Stowability is used in freight shipping to describe how easily an item can be stowed or stored in relation to other items. For example, when trying to understand stowability for Paper Articles, it is important to know if the item can be packaged efficiently and stowed onto the truck easily. In other words- It's a term that refers to how well a freight item can be stowed or packed for transport.
Liability is a term used to refer to the accountability or risk involved in transporting Paper Articles. It's one of the factors considered when determining freight class. Liability is the potential cost a carrier could incur due to damaged or lost freight.
Handling refers to the procedures and precautions taken when moving and storing Paper Articles. It is one of the factors considered when determining freight class for Paper Articles. It's the steps taken to ensure the safe movement and storage of freight.

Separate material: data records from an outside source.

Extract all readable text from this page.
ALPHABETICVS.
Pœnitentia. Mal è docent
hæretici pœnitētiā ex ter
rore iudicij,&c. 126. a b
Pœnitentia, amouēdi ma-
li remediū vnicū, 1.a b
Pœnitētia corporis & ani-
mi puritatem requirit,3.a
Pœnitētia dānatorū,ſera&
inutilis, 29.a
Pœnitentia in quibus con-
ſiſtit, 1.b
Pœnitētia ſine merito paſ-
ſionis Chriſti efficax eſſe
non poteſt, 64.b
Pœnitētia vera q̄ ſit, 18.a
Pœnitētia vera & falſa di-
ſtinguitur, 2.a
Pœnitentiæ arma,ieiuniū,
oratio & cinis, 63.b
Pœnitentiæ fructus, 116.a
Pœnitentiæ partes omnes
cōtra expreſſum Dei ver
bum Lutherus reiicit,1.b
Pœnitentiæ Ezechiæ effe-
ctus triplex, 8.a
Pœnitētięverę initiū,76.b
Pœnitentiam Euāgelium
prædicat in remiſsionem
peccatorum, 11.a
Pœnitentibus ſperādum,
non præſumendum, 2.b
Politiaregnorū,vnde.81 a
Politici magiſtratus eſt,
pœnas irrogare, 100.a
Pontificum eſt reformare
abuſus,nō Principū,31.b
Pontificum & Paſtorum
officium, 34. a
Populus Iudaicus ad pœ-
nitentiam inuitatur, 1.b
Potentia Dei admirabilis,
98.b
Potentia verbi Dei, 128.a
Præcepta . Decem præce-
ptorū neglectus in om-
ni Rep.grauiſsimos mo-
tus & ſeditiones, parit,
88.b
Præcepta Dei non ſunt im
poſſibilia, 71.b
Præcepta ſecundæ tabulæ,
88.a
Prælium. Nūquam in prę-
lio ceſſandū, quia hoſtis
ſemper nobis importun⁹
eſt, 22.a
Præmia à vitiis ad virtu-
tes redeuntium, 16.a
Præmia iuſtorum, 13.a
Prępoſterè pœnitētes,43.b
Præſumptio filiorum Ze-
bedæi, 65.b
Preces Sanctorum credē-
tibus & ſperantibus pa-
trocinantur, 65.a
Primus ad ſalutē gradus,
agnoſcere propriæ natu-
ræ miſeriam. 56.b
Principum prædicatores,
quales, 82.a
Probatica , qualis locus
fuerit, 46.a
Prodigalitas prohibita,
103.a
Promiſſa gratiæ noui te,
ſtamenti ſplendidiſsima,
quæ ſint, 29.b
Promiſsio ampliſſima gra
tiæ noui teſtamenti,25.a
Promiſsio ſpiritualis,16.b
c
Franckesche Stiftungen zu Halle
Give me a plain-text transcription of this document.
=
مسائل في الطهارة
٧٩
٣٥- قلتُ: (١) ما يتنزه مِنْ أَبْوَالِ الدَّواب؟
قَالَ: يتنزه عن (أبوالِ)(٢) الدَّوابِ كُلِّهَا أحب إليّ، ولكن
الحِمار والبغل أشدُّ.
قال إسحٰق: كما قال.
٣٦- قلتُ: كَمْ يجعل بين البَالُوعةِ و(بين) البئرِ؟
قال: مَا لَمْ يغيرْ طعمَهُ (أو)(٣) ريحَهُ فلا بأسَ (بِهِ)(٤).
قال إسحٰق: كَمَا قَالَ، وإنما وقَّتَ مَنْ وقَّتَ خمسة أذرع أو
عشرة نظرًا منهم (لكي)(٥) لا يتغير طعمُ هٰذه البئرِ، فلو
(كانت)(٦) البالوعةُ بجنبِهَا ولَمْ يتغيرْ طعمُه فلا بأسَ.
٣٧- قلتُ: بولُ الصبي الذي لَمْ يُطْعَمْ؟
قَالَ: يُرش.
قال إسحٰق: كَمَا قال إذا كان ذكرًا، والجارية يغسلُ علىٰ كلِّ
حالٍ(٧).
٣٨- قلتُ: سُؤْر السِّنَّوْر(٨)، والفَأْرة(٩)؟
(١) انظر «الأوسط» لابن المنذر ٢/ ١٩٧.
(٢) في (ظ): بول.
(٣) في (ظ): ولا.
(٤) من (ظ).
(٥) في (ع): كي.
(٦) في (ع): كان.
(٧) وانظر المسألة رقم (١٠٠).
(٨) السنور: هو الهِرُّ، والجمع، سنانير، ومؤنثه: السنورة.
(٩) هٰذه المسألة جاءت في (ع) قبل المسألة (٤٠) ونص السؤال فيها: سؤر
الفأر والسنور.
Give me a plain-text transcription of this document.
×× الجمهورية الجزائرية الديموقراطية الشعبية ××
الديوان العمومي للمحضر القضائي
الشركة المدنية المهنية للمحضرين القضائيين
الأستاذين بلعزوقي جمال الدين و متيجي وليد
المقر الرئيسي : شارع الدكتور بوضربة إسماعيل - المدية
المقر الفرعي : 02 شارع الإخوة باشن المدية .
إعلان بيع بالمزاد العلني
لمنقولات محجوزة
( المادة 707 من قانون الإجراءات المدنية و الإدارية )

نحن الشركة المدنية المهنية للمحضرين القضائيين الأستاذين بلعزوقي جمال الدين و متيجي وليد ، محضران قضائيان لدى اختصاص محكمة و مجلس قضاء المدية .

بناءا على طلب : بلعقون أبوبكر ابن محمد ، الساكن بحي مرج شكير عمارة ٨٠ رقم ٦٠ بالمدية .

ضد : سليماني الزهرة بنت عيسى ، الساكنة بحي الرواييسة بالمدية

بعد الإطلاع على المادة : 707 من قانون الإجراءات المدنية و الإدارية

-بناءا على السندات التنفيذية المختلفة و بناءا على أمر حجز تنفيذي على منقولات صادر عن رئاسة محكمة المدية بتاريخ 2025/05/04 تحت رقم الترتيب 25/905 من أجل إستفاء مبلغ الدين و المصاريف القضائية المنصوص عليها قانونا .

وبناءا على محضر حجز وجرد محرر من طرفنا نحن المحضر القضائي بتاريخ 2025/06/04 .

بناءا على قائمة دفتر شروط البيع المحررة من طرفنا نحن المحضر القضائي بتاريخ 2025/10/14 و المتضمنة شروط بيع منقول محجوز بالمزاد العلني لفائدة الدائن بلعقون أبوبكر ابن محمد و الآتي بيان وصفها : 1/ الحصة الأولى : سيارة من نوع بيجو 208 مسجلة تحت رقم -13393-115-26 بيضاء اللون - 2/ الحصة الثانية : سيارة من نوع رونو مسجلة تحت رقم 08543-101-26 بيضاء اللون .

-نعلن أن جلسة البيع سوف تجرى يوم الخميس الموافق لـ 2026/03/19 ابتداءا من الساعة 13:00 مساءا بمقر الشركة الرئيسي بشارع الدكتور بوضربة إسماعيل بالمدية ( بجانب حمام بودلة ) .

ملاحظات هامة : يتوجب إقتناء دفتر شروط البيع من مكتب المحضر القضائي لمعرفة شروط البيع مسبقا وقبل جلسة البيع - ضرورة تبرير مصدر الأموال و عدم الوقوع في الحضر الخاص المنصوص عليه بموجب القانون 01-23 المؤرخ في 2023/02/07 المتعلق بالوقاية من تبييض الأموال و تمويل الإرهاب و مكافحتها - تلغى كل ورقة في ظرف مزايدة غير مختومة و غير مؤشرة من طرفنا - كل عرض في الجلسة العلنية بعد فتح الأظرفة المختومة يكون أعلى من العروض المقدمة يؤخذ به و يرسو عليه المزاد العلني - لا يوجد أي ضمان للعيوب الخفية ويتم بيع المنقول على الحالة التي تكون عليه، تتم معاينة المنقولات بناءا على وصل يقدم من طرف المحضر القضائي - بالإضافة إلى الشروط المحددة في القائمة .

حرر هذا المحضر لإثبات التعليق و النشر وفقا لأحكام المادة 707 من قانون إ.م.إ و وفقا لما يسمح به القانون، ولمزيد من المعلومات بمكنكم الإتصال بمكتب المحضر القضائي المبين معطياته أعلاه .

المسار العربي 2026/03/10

Paper Articles Paper Article Labels
Paper Articles or Paper Article Sets
Applies only on sets consisting of one-time carbon paper combined with printing paper. The printing paper may be ruled or have the word 'copy' thereon. Sets may be in pads. in boxes
Common Commodity Items
For many NMFC® codes there isn’t just one single class that is applied. Often, NMFC® numbers have multiple "sub-classes", which are almost always based on the density of the shipment. In the instance where your NMFC® number has multiple sub classes, it's best to contact an expert, like Koho, to help identify which subclass to use.
The National Motor Freight Traffic Association (NMFTA) publishes a list of freight class designations, codes, and subclasses for commonly shipped items (https://classit.nmfta.org/). A subscription is required to view this list. You can read more about freight classes at Koho for free on our freight classes pages.
If the couch you are shipping has not been assembled yet and you are shipping various components that you can use freight class 250. If you are shipping a complete product then you should use freight class 175.